Why This Happens in Real Systems
In textbook theory, $V = IR + E$ is a clean linear equation. In production-grade power electronics, several factors complicate this:
- PWM Duty Cycle Variance: The “applied voltage” is not a constant DC value but a high-frequency square wave. If you sample during the OFF cycle, your voltage reading is zero; if you sample during the ON cycle, you are seeing the raw rail voltage, not the effective voltage.
- Inductive Kickback: Motors are massive inductors. Rapid changes in current cause $L(di/dt)$ voltage drops that can dwarf the Back EMF signal during switching transitions.
- Thermal Drift: As the motor runs, the copper windings heat up, increasing resistance. If your $R$ value is static, your Back EMF calculation will drift over time, causing the PID loop to become over- or under-compensated.
Real-World Impact
- Control Loop Instability: Incorrect Back EMF estimation leads to inaccurate speed feedback, causing the motor to overshoot or oscillate violently.
- Hardware Damage: Inaccurate compensation can lead to over-current conditions if the controller attempts to force a voltage that the motor cannot support at high speeds.
- Reduced Battery Life: In mobile robotics, inefficient control loops lead to wasted energy through constant, unnecessary micro-corrections.
Example or Code (if necessary and relevant)
import time
class MotorEstimator:
def __init__(self, R_nominal, k_constant):
self.R = R_nominal
self.k = k_constant
self.temp_coefficient = 0.0039 # Copper temp coefficient
self.reference_temp = 25.0
self.current_temp = 25.0
def update_resistance(self, measured_temp):
"""Adjust R based on temperature to prevent Back EMF drift."""

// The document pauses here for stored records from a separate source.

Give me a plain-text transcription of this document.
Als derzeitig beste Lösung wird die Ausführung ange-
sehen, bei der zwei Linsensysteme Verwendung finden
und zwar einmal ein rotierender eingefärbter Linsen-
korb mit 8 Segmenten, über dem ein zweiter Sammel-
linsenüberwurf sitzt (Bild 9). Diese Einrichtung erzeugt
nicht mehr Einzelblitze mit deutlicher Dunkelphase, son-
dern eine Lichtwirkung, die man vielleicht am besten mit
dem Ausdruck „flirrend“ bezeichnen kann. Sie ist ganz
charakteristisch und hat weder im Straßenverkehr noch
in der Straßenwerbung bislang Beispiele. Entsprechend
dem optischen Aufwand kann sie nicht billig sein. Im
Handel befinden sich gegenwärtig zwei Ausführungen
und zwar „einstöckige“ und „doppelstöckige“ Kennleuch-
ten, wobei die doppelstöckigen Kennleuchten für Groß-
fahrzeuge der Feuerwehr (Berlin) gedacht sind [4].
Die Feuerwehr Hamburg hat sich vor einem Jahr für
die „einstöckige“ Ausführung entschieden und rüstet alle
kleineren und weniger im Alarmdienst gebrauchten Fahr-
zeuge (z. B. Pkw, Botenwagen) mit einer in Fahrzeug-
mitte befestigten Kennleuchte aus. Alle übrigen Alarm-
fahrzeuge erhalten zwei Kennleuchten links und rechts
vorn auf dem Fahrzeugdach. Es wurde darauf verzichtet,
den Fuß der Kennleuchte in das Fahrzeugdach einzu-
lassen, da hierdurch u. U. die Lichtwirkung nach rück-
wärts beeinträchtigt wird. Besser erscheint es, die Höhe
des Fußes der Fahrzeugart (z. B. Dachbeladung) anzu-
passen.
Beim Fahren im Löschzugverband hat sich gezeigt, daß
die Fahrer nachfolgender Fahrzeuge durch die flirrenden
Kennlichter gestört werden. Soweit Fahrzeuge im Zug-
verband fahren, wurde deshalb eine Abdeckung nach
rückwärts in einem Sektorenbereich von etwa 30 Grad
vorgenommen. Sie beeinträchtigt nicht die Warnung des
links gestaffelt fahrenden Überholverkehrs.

self.current_temp = measured_temp
self.R = self.R_nominal * (1 + self.temp_coefficient * (self.current_temp - self.reference_temp))
def calculate_back_emf(self, v_bus, duty_cycle, i_avg, is_on_pulse):
"""
Calculate Back EMF.
v_bus: Actual DC rail voltage.
duty_cycle: 0.0 to 1.0.
i_avg: Averaged current measured over a full PWM period.
is_on_pulse: Boolean indicating if we are sampling during the ON phase.
"""
# Effective voltage during the ON phase
v_effective = v_bus * duty_cycle
# Back EMF = V_effective - (I * R)
# Note: This assumes I is the average current during the ON period
e_back = v_effective - (i_avg * self.R)
return max(0, e_back)
# Simulation of a single control step
estimator = MotorEstimator(R_nominal=1.5, k_constant=0.05)
estimator.update_resistance(measured_temp=55.0) # Motor has warmed up
e_val = estimator.calculate_back_emf(v_bus=12.0, duty_cycle=0.8, i_avg=2.1, is_on_pulse=True)
print(f"Estimated Back EMF: {e_val:.2f}V")
How Senior Engineers Fix It
To move from a “hobbyist” implementation to a “production” implementation, we apply these strategies:
- Synchronous Sampling: We trigger the ADC (Analog-to-Digital Converter) at a fixed offset from the PWM timer. Specifically, we sample in the middle of the ON pulse to avoid the switching noise at the leading and trailing edges.
- Moving Average/Kalman Filtering: We never use a single-point sample. We use a running average of the current and voltage over multiple PWM cycles to extract the DC component from the AC ripple.
- Thermal Modeling: We implement a temperature-compensated resistance model or periodically re-calibrate $R$ during “zero-current” periods (e.g., when the motor is coasting) to maintain accuracy.
- Effective Voltage Calculation: We always calculate Back EMF using the effective average voltage ($V_{bus} \times \text{DutyCycle}$) rather than the instantaneous rail voltage.
Why Juniors Miss It
- Ignoring the Time Domain: Juniors often treat electrical equations as algebraic truths rather than differential equations. They forget that $V$ and $I$ are functions of time, not constants.
- The “Ideal Component” Fallacy: They assume the motor resistance is a fixed number found in a datasheet, ignoring the thermodynamics of the system.
- Sampling Blindness: They assume that calling
analogRead()at any time is sufficient, failing to realize that in a switching environment, when you sample is more important than how often you sample.